Experts say B.C. has one of the best methadone programs in North
America, perhaps the world. This province is about 10 or 15 years
ahead of its counterparts throughout North America, according to
Hickey.

In fact, other countries look to B.C. as a model for their own
programs, says Dr. Ray Baker, a specialist in addiction medicine.
Texas, he says, recently adopted the B.C. model.

The cornerstone of this province's methadone program is the
combination of community clinics and private doctors' offices that
provide methadone services throughout B.C.

But Baker says the treatment of heroin addiction faced a major
setback last week in Surrey, when council chose to restrict the
location of methadone clinics to hospitals.

Methadone clinics are considered essential in the early stages of the
program when patient needs are high. Clinics can provide the
attention a newly clean heroin addict requires, yet can't always
receive, in a hospital setting.

Addiction specialists say Surrey needs community methadone clinics
that provide counselling, therapy, outpatient programs and medical
treatment. And they must be located where intravenous drug use
thrives, typically in North Surrey.

However, civic representatives disagree.

Coun. Marvin Hunt feels the methadone program works best when the
drug is administered through doctors' offices and local pharmacies,
as it is now. That way, the program is dispersed throughout the
community, is easily accessible and doesn't require a larger facility
that would attract patients from throughout the region.

He's also reluctant to "ghettoize" North Surrey.

Currently about 35 physicians in Surrey and North Delta - who are
consistently trained, monitored and audited - serve between 700 to
800 methadone patients through their offices.

"I would suspect there are a couple of thousand (more addicts) that
could benefit" from the methadone program, Baker says.

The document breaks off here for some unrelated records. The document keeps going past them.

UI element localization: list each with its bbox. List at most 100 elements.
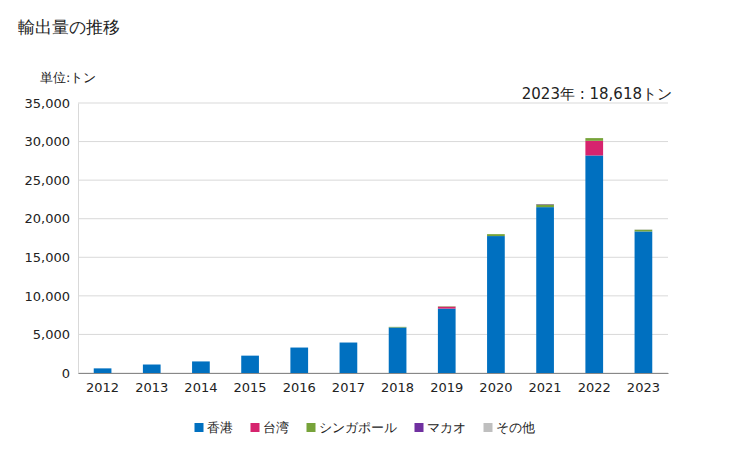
y-tick: 30,000: [25, 134, 79, 149]
bar: [143, 364, 161, 365]
legend-item: マカオ: [415, 420, 466, 435]
bar: [536, 204, 554, 205]
bar: [635, 229, 653, 230]
legend-label: シンガポール: [319, 420, 397, 435]
legend-item: 香港: [195, 420, 233, 435]
bar: [290, 347, 308, 348]
x-tick-label: 2013: [135, 380, 168, 395]
grid-line: [78, 295, 668, 296]
x-tick: 2015: [234, 373, 267, 395]
series: [94, 155, 653, 373]
bar: [585, 138, 603, 141]
bar: [536, 207, 554, 373]
bar: [389, 326, 407, 327]
y-tick: 10,000: [25, 289, 79, 304]
y-tick-label: 10,000: [25, 289, 71, 304]
x-tick-label: 2021: [529, 380, 562, 395]
bar: [340, 342, 358, 343]
x-tick: 2020: [479, 373, 512, 395]
bar: [585, 141, 603, 156]
x-tick-label: 2012: [86, 380, 119, 395]
bar: [635, 229, 653, 230]
legend-item: 台湾: [251, 420, 289, 435]
title: 輸出量の推移: [18, 17, 120, 37]
y-tick-label: 25,000: [25, 173, 71, 188]
x-tick: 2014: [184, 373, 217, 395]
grid-line: [78, 180, 668, 181]
bar: [192, 361, 210, 362]
x-tick: 2019: [430, 373, 463, 395]
legend-item: シンガポール: [307, 420, 397, 435]
x-tick-label: 2023: [627, 380, 660, 395]
bar: [290, 347, 308, 348]
x-tick-label: 2020: [479, 380, 512, 395]
bar: [340, 342, 358, 343]
x-tick-label: 2017: [332, 380, 365, 395]
grid-line: [78, 334, 668, 335]
y-tick: 15,000: [25, 250, 79, 265]
x-tick: 2021: [529, 373, 562, 395]
legend-swatch: [195, 423, 204, 432]
bar: [340, 343, 358, 373]
bar: [487, 234, 505, 235]
bar: [635, 230, 653, 232]
x-tick: 2023: [627, 373, 660, 395]
bar: [94, 368, 112, 373]
bar: [438, 306, 456, 307]
bar: [94, 368, 112, 369]
bar: [438, 306, 456, 307]
y-axis-title: 単位:トン: [40, 70, 96, 85]
bar: [290, 347, 308, 348]
bar: [438, 306, 456, 307]
bar: [585, 138, 603, 139]
grid: [78, 103, 668, 373]
bar: [290, 348, 308, 373]
legend-swatch: [484, 423, 493, 432]
x-tick-label: 2015: [234, 380, 267, 395]
y-tick: 25,000: [25, 173, 79, 188]
x-tick-label: 2016: [283, 380, 316, 395]
bar: [635, 231, 653, 373]
x-tick: 2016: [283, 373, 316, 395]
bar: [340, 342, 358, 343]
bar: [143, 365, 161, 373]
legend-swatch: [251, 423, 260, 432]
x-tick: 2012: [86, 373, 119, 395]
y-tick-label: 35,000: [25, 96, 71, 111]
y-tick-label: 30,000: [25, 134, 71, 149]
y-tick-label: 5,000: [33, 327, 70, 342]
grid-line: [78, 218, 668, 219]
legend-label: 台湾: [263, 420, 289, 435]
grid-line: [78, 257, 668, 258]
legend-label: マカオ: [427, 420, 466, 435]
grid-line: [78, 373, 668, 374]
bar: [340, 342, 358, 343]
x-tick-label: 2014: [184, 380, 217, 395]
bar: [487, 236, 505, 373]
y-tick: 35,000: [25, 96, 79, 111]
y-tick: 0: [62, 366, 78, 381]
series: [635, 229, 653, 230]
bar: [143, 364, 161, 365]
bar: [192, 361, 210, 373]
legend-swatch: [307, 423, 316, 432]
grid-line: [78, 103, 668, 104]
bar: [536, 204, 554, 207]
x-tick-label: 2019: [430, 380, 463, 395]
legend-swatch: [415, 423, 424, 432]
bar: [389, 327, 407, 328]
bar: [192, 361, 210, 362]
y-axis-line: [78, 104, 79, 374]
series: [389, 138, 653, 327]
y-tick: 5,000: [33, 327, 78, 342]
legend-label: その他: [496, 420, 535, 435]
x-tick: 2013: [135, 373, 168, 395]
series: [438, 141, 603, 309]
chart: 輸出量の推移単位:トン2023年 : 18,618トン05,00010,0001…: [0, 0, 729, 450]
legend: 香港 台湾 シンガポール マカオ その他: [195, 420, 535, 435]
x-tick-label: 2018: [381, 380, 414, 395]
bar: [241, 356, 259, 373]
x-tick-label: 2022: [578, 380, 611, 395]
bar: [438, 307, 456, 309]
bar: [192, 361, 210, 362]
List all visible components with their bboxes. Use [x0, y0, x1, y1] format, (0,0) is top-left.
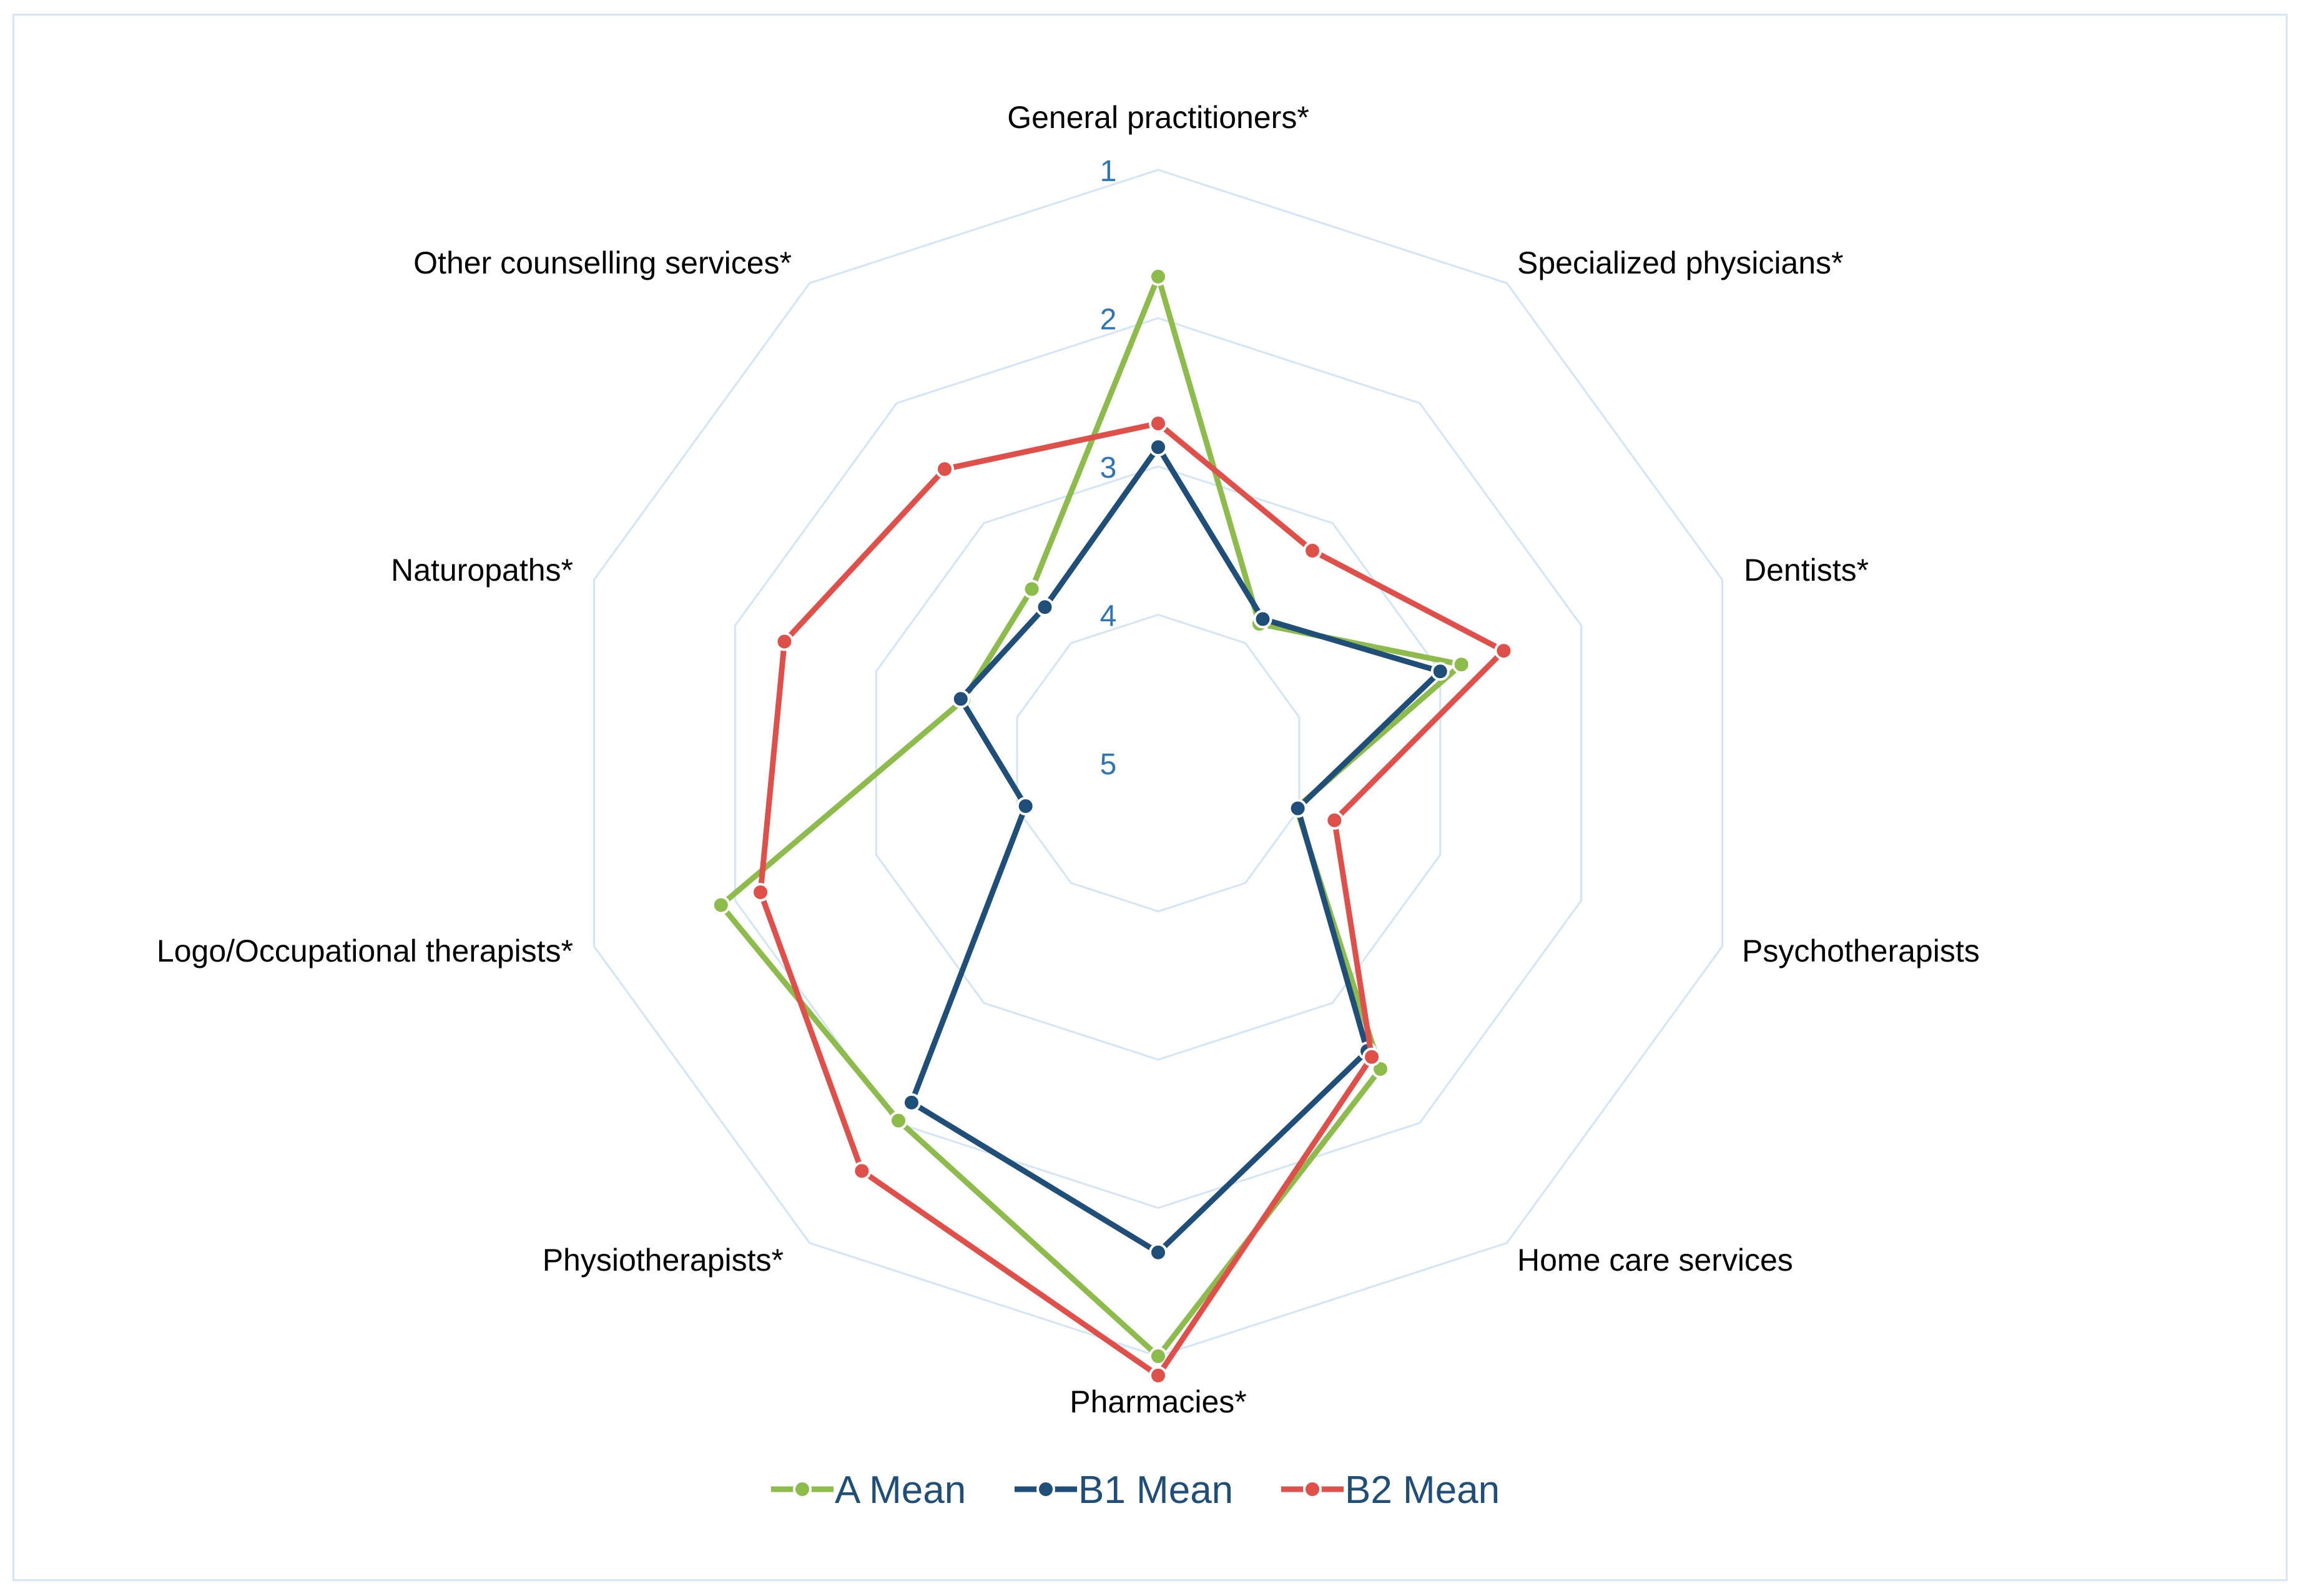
- data-point: [1303, 541, 1322, 560]
- data-point: [1362, 1047, 1382, 1066]
- tick-label-1: 1: [1100, 155, 1117, 188]
- category-label: Naturopaths*: [391, 553, 573, 588]
- data-point: [951, 689, 970, 709]
- legend-swatch-marker: [1303, 1480, 1322, 1499]
- data-point: [1494, 641, 1513, 661]
- data-point: [1325, 810, 1344, 830]
- legend-swatch-marker: [1036, 1480, 1055, 1499]
- category-label: Other counselling services*: [413, 245, 792, 280]
- category-label: Psychotherapists: [1742, 933, 1980, 968]
- data-point: [1149, 438, 1168, 457]
- data-point: [1253, 609, 1272, 629]
- gridline-1: [593, 169, 1724, 1357]
- category-label: Specialized physicians*: [1517, 245, 1844, 280]
- category-label: General practitioners*: [1007, 100, 1309, 135]
- data-point: [1022, 579, 1041, 599]
- data-point: [1149, 1366, 1168, 1385]
- legend-swatch-marker: [793, 1480, 812, 1499]
- data-point: [711, 895, 730, 915]
- data-point: [1149, 414, 1168, 433]
- legend: A Mean B1 Mean B2 Mean: [771, 1469, 1500, 1512]
- series-1: [711, 267, 1471, 1366]
- data-point: [888, 1111, 908, 1130]
- category-label: Logo/Occupational therapists*: [157, 933, 573, 968]
- category-label: Pharmacies*: [1070, 1384, 1246, 1419]
- data-point: [852, 1161, 872, 1181]
- category-label: Home care services: [1517, 1243, 1793, 1278]
- data-point: [1149, 1347, 1168, 1366]
- data-point: [1149, 1243, 1168, 1262]
- series-line: [757, 420, 1507, 1379]
- category-label: Dentists*: [1744, 553, 1869, 588]
- legend-label: A Mean: [835, 1469, 966, 1512]
- data-point: [1288, 799, 1307, 818]
- tick-label-5: 5: [1100, 748, 1117, 781]
- data-point: [902, 1093, 921, 1112]
- gridline-4: [1016, 613, 1301, 913]
- data-point: [1452, 655, 1471, 674]
- data-point: [775, 632, 794, 651]
- series-3: [751, 414, 1513, 1385]
- data-point: [1035, 598, 1055, 617]
- tick-label-3: 3: [1100, 451, 1117, 485]
- series-line: [908, 444, 1444, 1256]
- data-point: [751, 882, 770, 902]
- tick-label-4: 4: [1100, 600, 1117, 633]
- series-2: [902, 438, 1450, 1262]
- data-point: [1016, 796, 1035, 815]
- legend-label: B2 Mean: [1345, 1469, 1500, 1512]
- data-point: [935, 460, 954, 479]
- legend-label: B1 Mean: [1078, 1469, 1233, 1512]
- data-point: [1149, 267, 1168, 286]
- grid-group: [593, 169, 1724, 1357]
- gridline-3: [875, 465, 1442, 1061]
- category-label: Physiotherapists*: [543, 1243, 784, 1278]
- gridline-2: [734, 317, 1583, 1209]
- data-point: [1430, 662, 1450, 681]
- tick-label-2: 2: [1100, 303, 1117, 337]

As for turning North Surrey into a "ghetto" that attracts addicts,
Dr. Roland Guasparini, the medical health officer for the South
Fraser Health Region, says the heroin users are already there. A
local methadone clinic would simply offer them a way out of their
addiction, thereby reducing any threat they may represent to the
community.

A successful program means fewer active heroin addicts, a lower
incidence of HIV infection and less property crime, Guasparini says.

Compounding the problem is that the region's hospital officials say
they will not be hosting a methadone facility in the foreseeable
future.

Hickey says it's only a matter of time before Surrey officials
realize what an immense mistake they've made.

"Maybe you sit back and wait for the local crime rate to start
increasing, and your hospitals to fill up with all the associated
ailments and conditions of heroin addiction," Hickey says. "And then
you turn around and say to city council, 'Okay, now what other bright
ideas do you have here?' because they're going against all recognized
science here."

While physicians remain critical of the city's stance, several North
Surrey residents congratulated city officials when the bylaw was
passed.

Residents complain that methadone patients walk the streets in a
"zombie" state and leave hypodermic needles throughout the
neighbourhood.

An addict on the program isn't using needles, Baker says, and after
about a month, shows no signs of methadone use.